Минуту он стоял на тротуаре, словно не обнаружил рядом кого-то или чего-то. В памяти возникло милое личико девушки, только что стоявшей здесь.
Но девушки не было. Долотов обернулся и некоторое время тупо глядел на телефонную будку, словно хотел удостовериться, что она-то была, есть, а не почудилась ему, как, может быть, и разговор по телефону. Он не в силах был вытравить из сознания существование Лютрова, он знал, что Лютров живет – говорит, улыбается, двигается! Более того, если до этой минуты были какие-то причины беспокоиться о нем, то именно теперь Долотов определенно знал, что тревожиться не о чем… Но это была совсем безумная мысль, и, не понимая, что заставляет его думать так, снова возвращался к словам Извольского и снова тупел от неспособности понять их значение.
Наконец что-то надломилось в душе, сдавало сердце, и он поверил в страшную простоту несчастья.
«И виноват! Я!.. Все знают, что это я попросил Лютрова подменить меня».
Пересекая привокзальную площадь, он едва не угодил под машину.
– Ты, дубина!

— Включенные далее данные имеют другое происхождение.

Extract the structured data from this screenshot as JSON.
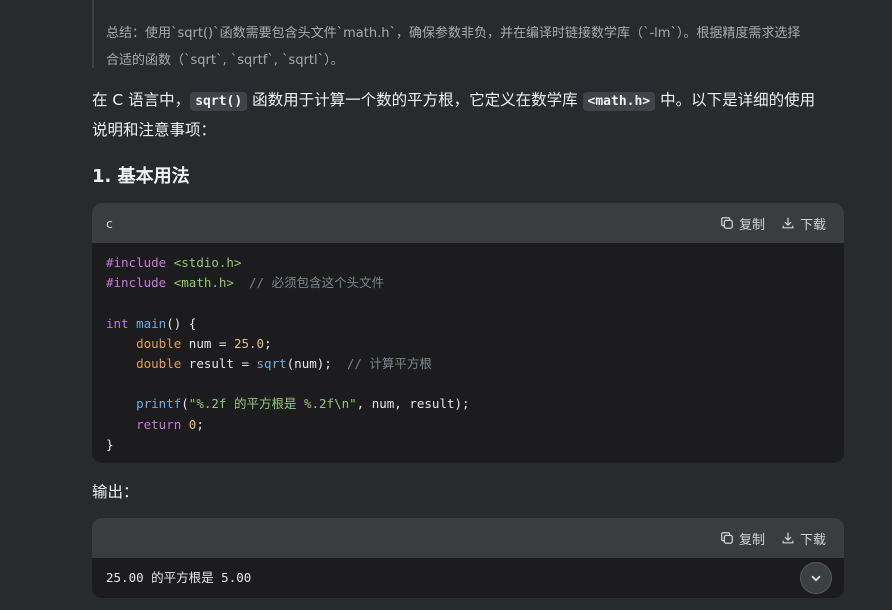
{
  "summary": {
    "line1": "总结：使用`sqrt()`函数需要包含头文件`math.h`，确保参数非负，并在编译时链接数学库（`-lm`）。根据精度需求选择",
    "line2": "合适的函数（`sqrt`, `sqrtf`, `sqrtl`）。"
  },
  "intro": {
    "t1": "在 C 语言中，",
    "c1": "sqrt()",
    "t2": " 函数用于计算一个数的平方根，它定义在数学库 ",
    "c2": "<math.h>",
    "t3": " 中。以下是详细的使用",
    "line2": "说明和注意事项："
  },
  "section_title": "1. 基本用法",
  "code_block_1": {
    "language": "c",
    "copy_label": "复制",
    "download_label": "下载",
    "inc1_kw": "#include",
    "inc1_hdr": "<stdio.h>",
    "inc2_kw": "#include",
    "inc2_hdr": "<math.h>",
    "inc2_cm": "// 必须包含这个头文件",
    "main_type": "int",
    "main_fn": "main",
    "main_rest": "() {",
    "l1_type": "double",
    "l1_mid": " num = ",
    "l1_num": "25.0",
    "l1_end": ";",
    "l2_type": "double",
    "l2_mid": " result = ",
    "l2_fn": "sqrt",
    "l2_end": "(num);",
    "l2_cm": "// 计算平方根",
    "l3_fn": "printf",
    "l3_open": "(",
    "l3_str": "\"%.2f 的平方根是 %.2f\\n\"",
    "l3_end": ", num, result);",
    "l4_kw": "return",
    "l4_num": "0",
    "l4_end": ";",
    "close": "}"
  },
  "output_label": "输出：",
  "code_block_2": {
    "copy_label": "复制",
    "download_label": "下载",
    "output": "25.00 的平方根是 5.00"
  },
  "icons": {
    "copy": "copy-icon",
    "download": "download-icon",
    "scroll": "chevron-down-icon"
  }
}
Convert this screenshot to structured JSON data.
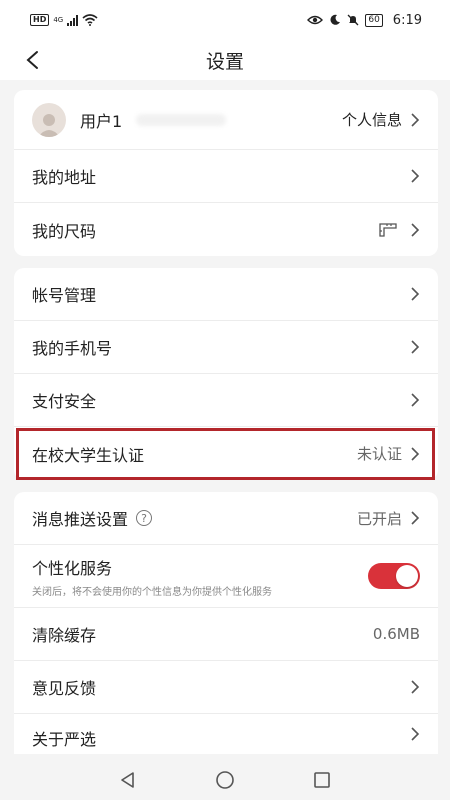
{
  "status_bar": {
    "hd": "HD",
    "network": "4G",
    "battery": "60",
    "time": "6:19"
  },
  "nav": {
    "title": "设置"
  },
  "profile": {
    "username": "用户1",
    "info_label": "个人信息"
  },
  "group1": {
    "address": "我的地址",
    "size": "我的尺码"
  },
  "group2": {
    "account": "帐号管理",
    "phone": "我的手机号",
    "payment": "支付安全",
    "student": "在校大学生认证",
    "student_status": "未认证"
  },
  "group3": {
    "push": "消息推送设置",
    "push_status": "已开启",
    "personal": "个性化服务",
    "personal_desc": "关闭后，将不会使用你的个性信息为你提供个性化服务",
    "cache": "清除缓存",
    "cache_size": "0.6MB",
    "feedback": "意见反馈",
    "about": "关于严选"
  },
  "colors": {
    "accent": "#d9323a",
    "highlight_border": "#b3262b"
  },
  "toggle_personal_on": true
}
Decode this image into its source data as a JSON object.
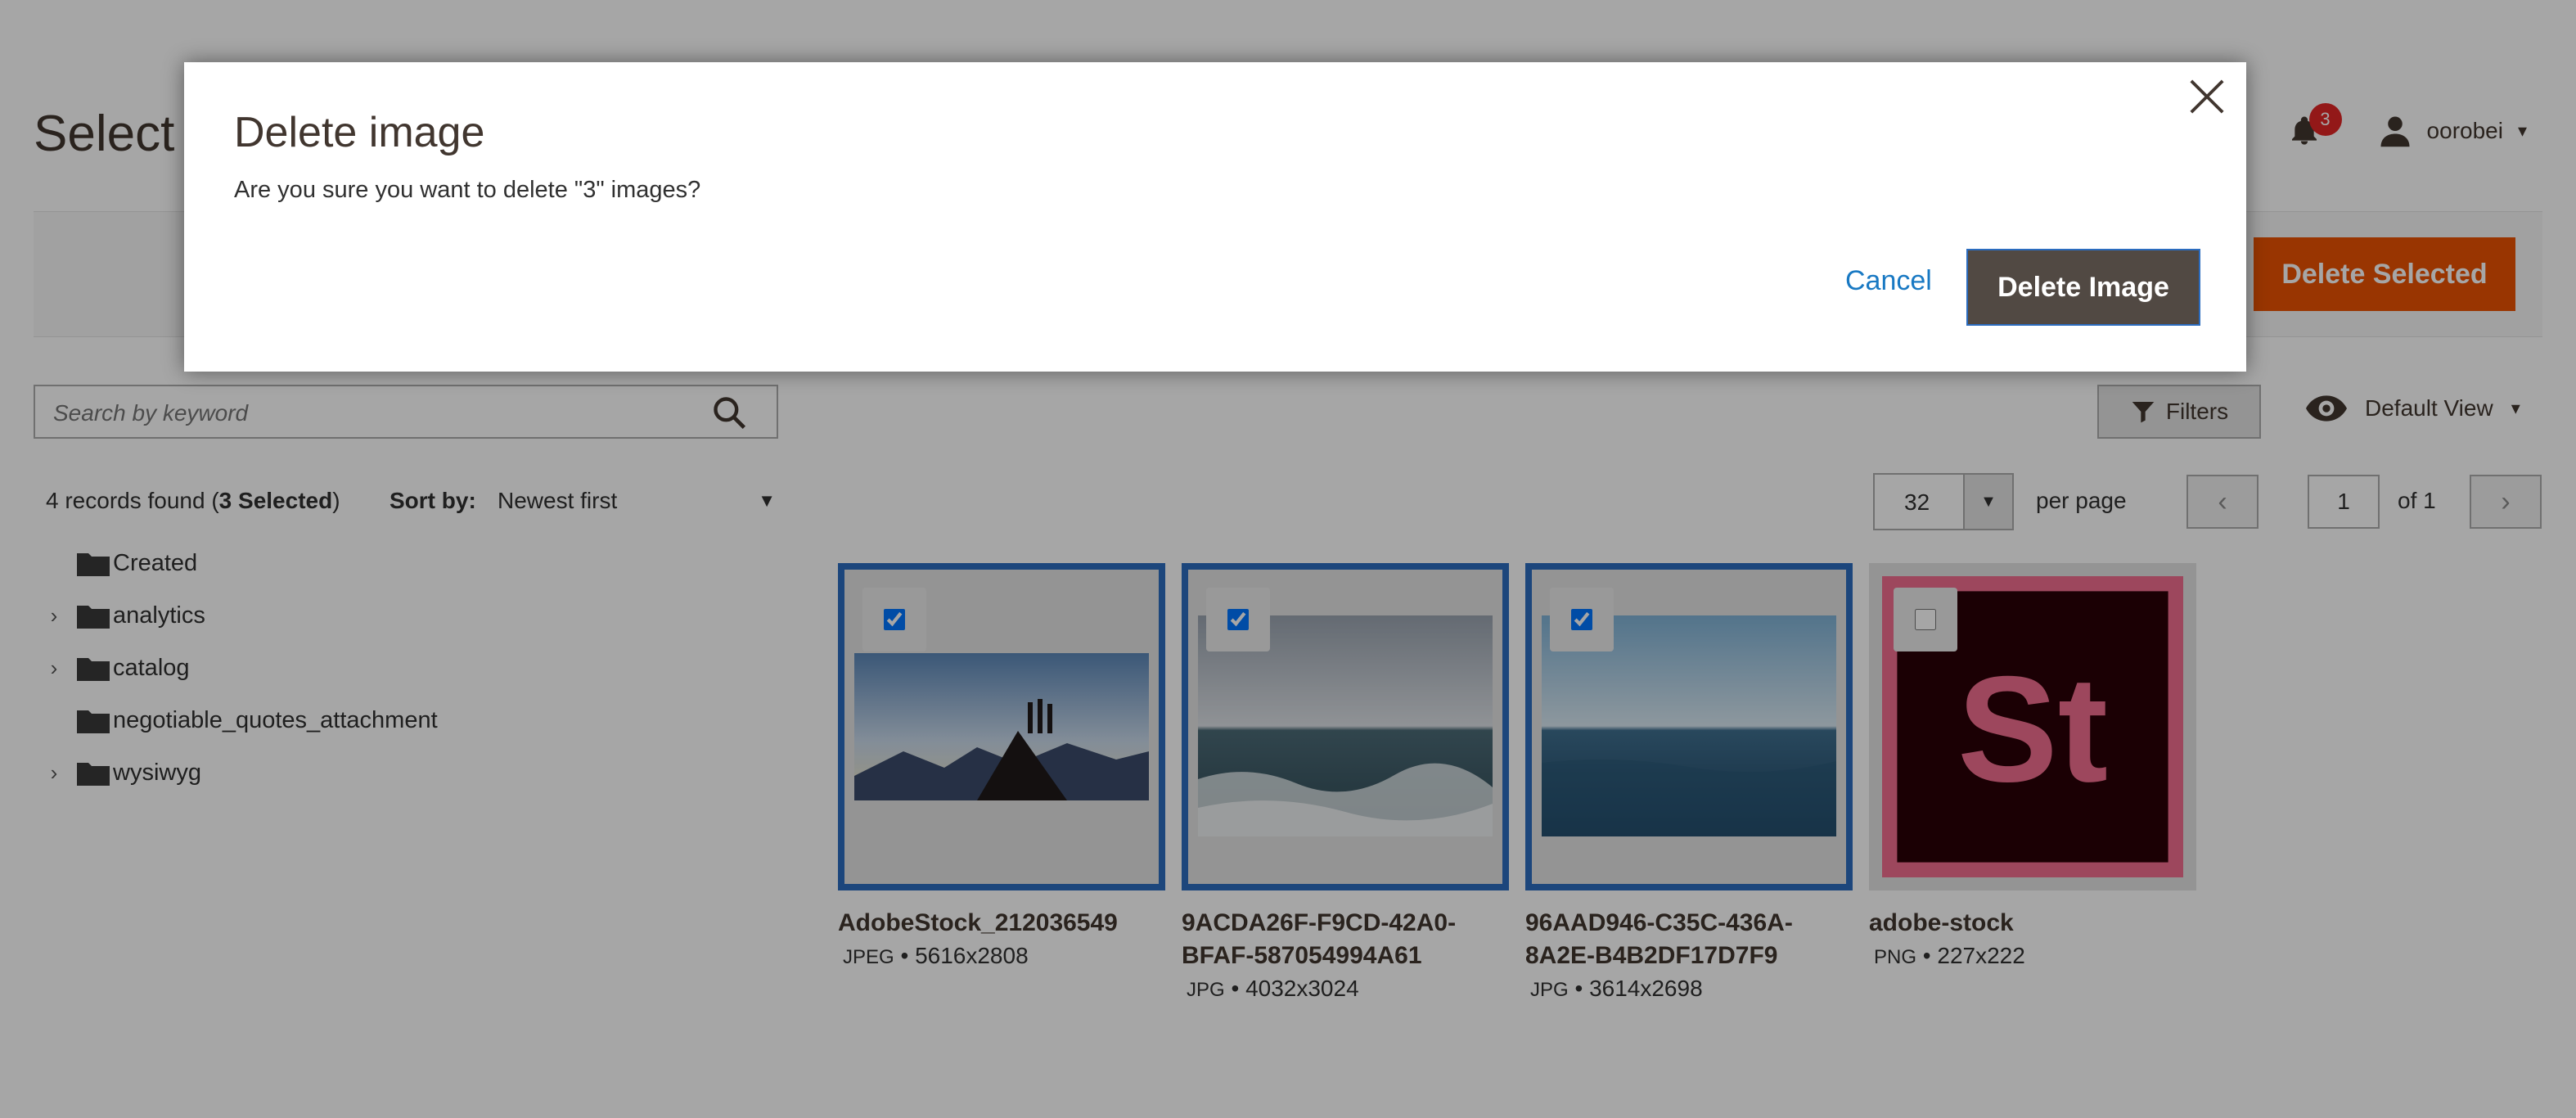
{
  "header": {
    "page_title": "Select Images",
    "notification_count": "3",
    "user_name": "oorobei"
  },
  "actions": {
    "delete_selected_label": "Delete Selected"
  },
  "search": {
    "placeholder": "Search by keyword"
  },
  "toolbar": {
    "filters_label": "Filters",
    "view_label": "Default View",
    "records_prefix": "4 records found (",
    "selected_count": "3 Selected",
    "records_suffix": ")",
    "sort_label": "Sort by:",
    "sort_value": "Newest first",
    "per_page_value": "32",
    "per_page_label": "per page",
    "current_page": "1",
    "page_total": "of 1"
  },
  "folders": [
    {
      "label": "Created",
      "expandable": false
    },
    {
      "label": "analytics",
      "expandable": true
    },
    {
      "label": "catalog",
      "expandable": true
    },
    {
      "label": "negotiable_quotes_attachment",
      "expandable": false
    },
    {
      "label": "wysiwyg",
      "expandable": true
    }
  ],
  "images": [
    {
      "title": "AdobeStock_212036549",
      "format": "JPEG",
      "size": "5616x2808",
      "selected": true
    },
    {
      "title": "9ACDA26F-F9CD-42A0-BFAF-587054994A61",
      "format": "JPG",
      "size": "4032x3024",
      "selected": true
    },
    {
      "title": "96AAD946-C35C-436A-8A2E-B4B2DF17D7F9",
      "format": "JPG",
      "size": "3614x2698",
      "selected": true
    },
    {
      "title": "adobe-stock",
      "format": "PNG",
      "size": "227x222",
      "selected": false
    }
  ],
  "modal": {
    "title": "Delete image",
    "message": "Are you sure you want to delete \"3\" images?",
    "cancel_label": "Cancel",
    "confirm_label": "Delete Image"
  },
  "colors": {
    "accent_orange": "#eb5202",
    "selection_blue": "#2b6cbf",
    "link_blue": "#1979c3",
    "confirm_bg": "#514943"
  },
  "icons": {
    "bell": "bell-icon",
    "user": "user-icon",
    "search": "search-icon",
    "filter": "filter-icon",
    "eye": "eye-icon",
    "folder": "folder-icon",
    "close": "close-icon"
  }
}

Глаза есть? – обругал его шофер. – Залил зенки-то!..
Дойдя до угла, Долотов вошел в пивной бар.
Из полуподвального помещения густо несло крепкой смесью запахов пива, табачного дыма и мокнущих окурков. Играло радио. В дыму, под низким сводчатым потолком сидели одетые люди, а между столиками ходила старая женщина с веником и совком в руках, с подвернутым сумой подолом фартука, в котором позвякивали пустые бутылки.